People "from away" often get a very skewed impression of this state. "From away" includes not just people from other states, but people living in the Greater Portland Area (Maine's largest city) and points south. Those people may live within the same official map borders, but the Maine they inhabit is so different from the rest of the state that it might as well be a different country. In fact, for many people living in Maine, the state only exists south of where they live. They never travel north. They never think about what goes on north of where they live. Case in point: the Learning Results is a set of standards that teachers are supposed to ensure their students meet. There are standards on the Learning Results that involve going to museums. There are plenty of museums in Portland and in Augusta, the state capital, but for the majority of students in Maine the nearest museum is hours away.
If people "from away" do happen to travel north of Portland, the go to places like Camden or Bar Harbor, relatively prosperous tourist towns. There the locals are going to be nice to you even if they hate you because they need the tourist dollars, and the local officials go out of their way to make the towns look and feel the way the tourists expect them to look and feel. In Camden it is illegal to paint your house any color but white, for example (unless you're MBNA and have enough money to bribe the local officials to look the other way as you're demolishing historic houses and painting them the corporate green and gray). Or else they go to the more uninhabited parts of the state on camping trips. Either way, what people are seeing is representative of only a small fraction of the state. What they're seeing is an idyllic fantasy of "the way life should be."
There's another Maine. People from away don't realize just how much Stephen King isn't making up in his books. Take Milo, Maine for example. If you were just driving through you'd see a pretty little town on the river. "Quaint" is the word that people from away use to describe towns like this. People from here hate that word and find it condescending and insulting. If you actually took the time to stop in Milo you'd notice that almost the entire downtown has been abandoned. Nearly all the stores are empty. All the factories that once supported Milo have closed down. The nearest population center where someone might find a job is Bangor, an hour away, where unemployment is also high and one would be lucky to find a minimum wage service job. There have been no jobs in the Milo area for so long that being on welfare is now the norm, and a large percentage of people will actually look down on you for having a job, for "putting on airs," or whatever. So here amongst this idyllic natural beauty that really does exist throughout so much of Maine, there's a hopelessness and despair. The jobs left. They aren't coming back. If kids grow up with any aspirations at all, it is to get out of town as soon as they can.
But there's more than just a depressed economy. Milo is the unofficial marijuana capital of Maine, where the majority of pot is grown. In Milo, there are police officers shacking up with high school students (I guess they aren't going to arrest themselves for statutory rape). Milo is the birthplace of the KKK.
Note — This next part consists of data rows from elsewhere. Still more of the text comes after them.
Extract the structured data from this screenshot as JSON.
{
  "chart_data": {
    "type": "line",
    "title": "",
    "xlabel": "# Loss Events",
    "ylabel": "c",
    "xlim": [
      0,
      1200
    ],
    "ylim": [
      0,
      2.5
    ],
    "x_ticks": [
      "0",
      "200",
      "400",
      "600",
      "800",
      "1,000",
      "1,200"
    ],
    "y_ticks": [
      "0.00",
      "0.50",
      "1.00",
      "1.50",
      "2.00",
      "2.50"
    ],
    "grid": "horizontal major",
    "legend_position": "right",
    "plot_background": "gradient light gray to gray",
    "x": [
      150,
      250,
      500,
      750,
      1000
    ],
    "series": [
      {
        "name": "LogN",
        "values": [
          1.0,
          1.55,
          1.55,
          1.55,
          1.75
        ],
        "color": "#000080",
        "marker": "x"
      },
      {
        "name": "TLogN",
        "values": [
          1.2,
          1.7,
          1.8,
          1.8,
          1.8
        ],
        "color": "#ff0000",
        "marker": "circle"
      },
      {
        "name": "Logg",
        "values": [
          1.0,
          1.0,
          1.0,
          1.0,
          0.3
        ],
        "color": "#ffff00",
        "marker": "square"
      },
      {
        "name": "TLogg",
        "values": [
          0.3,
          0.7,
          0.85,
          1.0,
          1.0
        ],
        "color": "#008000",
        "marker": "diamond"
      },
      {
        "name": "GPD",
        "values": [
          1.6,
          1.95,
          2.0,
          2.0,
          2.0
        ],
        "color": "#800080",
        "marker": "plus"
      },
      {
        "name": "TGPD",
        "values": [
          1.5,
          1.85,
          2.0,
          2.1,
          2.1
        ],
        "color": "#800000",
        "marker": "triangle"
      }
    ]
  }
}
Last year a man burned a baby along with the usual household rubbish, and nothing happened. He was burning trash in his yard and a neighbor noticed him tossing a baby into the trash. The coroner was never able to figure out if the baby was alive or not when he threw it in the fire, so he never got charged with murder. There was plenty of gossip and speculation, but nobody ever said for sure where the baby came from. The man had two daughters. One of them had been wearing extra baggy clothes to school, and after her father burned the baby she started wearing less baggy clothing, so she might have been pregnant. She might have miscarried. They might have done a home abortion, or maybe the baby came to term and was stilborn. Or maybe they killed the baby.
The girls kept going to school. The dad, well, everyone said he was a respectable man who loved his daughters and would do anything for them... Charges were filed, but not murder since they couldn't prove anything. The day of the trial a key person failed to show up, and the charges were dropped.
Life goes on in Milo. A baby burned. A respectable business man burned it. That is all anyone knows for sure, except for the man and his daughters and they aren't saying anything.
Welcome to Maine. The way life should be. If you lived here, you'd be home now.
And yes, this is where the name Milo in the novel came from, though when I chose that name, Milo was just a town somewhere north of Orono to me. I didn't know anything about it.